Option #1: In class on Thursday, Alex raised the question of why non-slaveholders in the South would fight for a Confederate government that was, according to its own Constitution, dedicated to upholding slavery. A related question is why Northern soldiers would ever fight in a war to emancipate slaves if they were not always fully committed to racial equality or abolition. Does Manning’s book offer any evidence or arguments to answer these two questions?

Option #2: The primary aim of Manning’s book is to understand what motivated soldiers in the ranks during the Civil War. Did soldiers’ thinking about the war change over time? To answer this question, focus on one of the two armies–Union or Confederate–and choose two moments in the War, at least a year apart. How were the motivations of soldiers at one of the moments you’ve chosen different from or similar to their motivations at the other moment?

While you’re reading Manning’s book and thinking about these questions, you may also want to pay attention to the basic chronology of the war–major turning points, battles, and events. In class we will not be studying all of the battles of the War in detail, so this book is your primary opportunity to get a basic overview of the war’s history from beginning to end. Taking some notes about the key military junctures and figures will be useful to you later in the class.

Unlike with your previous blog posts, do not post your response as a comment on this post. I’m going to be assigning you to your small groups over the weekend, and each small group will get its own group blog. Your blog post this week will be posted on that new small group blog.
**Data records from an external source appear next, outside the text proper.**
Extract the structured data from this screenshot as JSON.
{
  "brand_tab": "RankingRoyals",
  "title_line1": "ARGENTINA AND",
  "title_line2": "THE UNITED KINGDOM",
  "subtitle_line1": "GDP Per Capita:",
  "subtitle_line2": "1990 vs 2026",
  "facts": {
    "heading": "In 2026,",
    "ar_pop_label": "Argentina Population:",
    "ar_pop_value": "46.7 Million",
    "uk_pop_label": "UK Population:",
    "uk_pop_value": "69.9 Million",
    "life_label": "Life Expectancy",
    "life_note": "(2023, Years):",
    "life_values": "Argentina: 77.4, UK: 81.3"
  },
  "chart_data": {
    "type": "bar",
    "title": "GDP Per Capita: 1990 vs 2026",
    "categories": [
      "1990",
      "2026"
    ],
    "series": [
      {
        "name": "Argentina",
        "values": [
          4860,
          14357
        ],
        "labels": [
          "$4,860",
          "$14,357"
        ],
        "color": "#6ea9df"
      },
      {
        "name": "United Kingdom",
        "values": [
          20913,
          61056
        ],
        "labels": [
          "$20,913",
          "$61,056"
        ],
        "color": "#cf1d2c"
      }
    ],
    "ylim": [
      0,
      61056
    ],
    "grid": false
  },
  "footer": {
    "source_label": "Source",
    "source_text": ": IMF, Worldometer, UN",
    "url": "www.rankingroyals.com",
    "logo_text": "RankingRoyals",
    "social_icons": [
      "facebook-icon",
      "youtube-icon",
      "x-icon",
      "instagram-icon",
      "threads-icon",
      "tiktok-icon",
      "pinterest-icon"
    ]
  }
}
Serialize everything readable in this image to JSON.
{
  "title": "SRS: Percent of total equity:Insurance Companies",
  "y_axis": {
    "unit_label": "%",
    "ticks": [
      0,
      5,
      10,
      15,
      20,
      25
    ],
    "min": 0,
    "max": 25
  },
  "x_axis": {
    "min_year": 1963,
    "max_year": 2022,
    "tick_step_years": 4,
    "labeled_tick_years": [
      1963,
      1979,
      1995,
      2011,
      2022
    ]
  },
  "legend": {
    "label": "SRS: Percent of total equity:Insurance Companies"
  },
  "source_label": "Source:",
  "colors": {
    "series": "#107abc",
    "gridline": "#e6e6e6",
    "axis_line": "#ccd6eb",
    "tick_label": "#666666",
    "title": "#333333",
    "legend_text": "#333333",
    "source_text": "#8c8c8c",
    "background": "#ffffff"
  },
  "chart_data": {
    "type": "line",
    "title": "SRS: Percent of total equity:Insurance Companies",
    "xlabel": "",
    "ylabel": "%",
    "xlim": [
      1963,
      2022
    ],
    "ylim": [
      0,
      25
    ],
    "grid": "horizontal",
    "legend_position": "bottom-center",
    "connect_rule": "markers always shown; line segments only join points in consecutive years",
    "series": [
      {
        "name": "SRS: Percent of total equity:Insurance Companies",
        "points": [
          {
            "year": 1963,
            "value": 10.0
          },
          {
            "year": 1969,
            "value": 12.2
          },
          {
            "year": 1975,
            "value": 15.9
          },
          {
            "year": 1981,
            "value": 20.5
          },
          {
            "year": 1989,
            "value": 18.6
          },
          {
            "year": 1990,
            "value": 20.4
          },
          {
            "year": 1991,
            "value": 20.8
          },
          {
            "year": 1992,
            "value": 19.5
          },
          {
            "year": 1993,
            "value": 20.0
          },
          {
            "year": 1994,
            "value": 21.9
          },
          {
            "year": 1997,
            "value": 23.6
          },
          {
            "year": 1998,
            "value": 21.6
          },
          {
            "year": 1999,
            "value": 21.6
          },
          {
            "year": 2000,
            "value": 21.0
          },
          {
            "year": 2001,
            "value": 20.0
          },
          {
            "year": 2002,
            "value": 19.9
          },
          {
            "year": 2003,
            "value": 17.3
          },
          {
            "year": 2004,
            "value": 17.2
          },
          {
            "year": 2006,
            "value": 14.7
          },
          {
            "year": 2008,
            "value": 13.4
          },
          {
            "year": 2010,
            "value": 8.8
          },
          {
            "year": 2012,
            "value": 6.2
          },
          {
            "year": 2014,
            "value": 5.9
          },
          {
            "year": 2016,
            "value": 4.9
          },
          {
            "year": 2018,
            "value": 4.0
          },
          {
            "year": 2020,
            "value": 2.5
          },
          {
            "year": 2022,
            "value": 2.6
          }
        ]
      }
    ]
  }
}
Instructions about how to do this will be given in class on Tuesday. [P.S. Instructions are now available here.] In the meantime, you may want to begin writing your response in a text file on your own computer so that you can copy and paste it into the blog post after Tuesday.

Blog Post #3 will be due by 9 a.m. next Thursday, January 27.

Blog Post #2

Friday, January 14th, 2011

Your second blog post assignment is based on the assigned reading for this week. You should read pp. 1-55 of Thomas Brown’s The Public Art of Civil War Commemoration and use specific evidence and examples from that reading when writing your comment. This book is a required text and is available in the Rice University bookstore and on 2-hour reserve at Fondren Library.

Your comment should do two things:

Task #1: Select one feature of the Dick Dowling statue in Hermann Park, which we visited yesterday, and compare it with the monuments whose designs and inscriptions are discussed by Brown on pp. 22-41. Then briefly answer: What conclusions would you draw about the Dowling statue based on its similarity to or difference from other monuments discussed by Brown? (If you would like to look refresh your memory of the statue, an anonymous local artist has posted some photographs of it on Flickr.)

Task #2: Based on your reading of Brown, come up with a potential question for research about the Dowling statue we saw. After reading Brown’s survey of post-Civil War commemorations of veterans, what would you most like to know about this statue in particular and its history? What do you think answering this question would tell us about the memory of the Civil War?

Post your responses to both tasks in the comment section below. You may wish to consult the blog post rubric (PDF) that Mercy discussed in class on Thursday to remind yourself about the important objectives for these posts. Your comment is due by 9 a.m. next Thursday, January 20.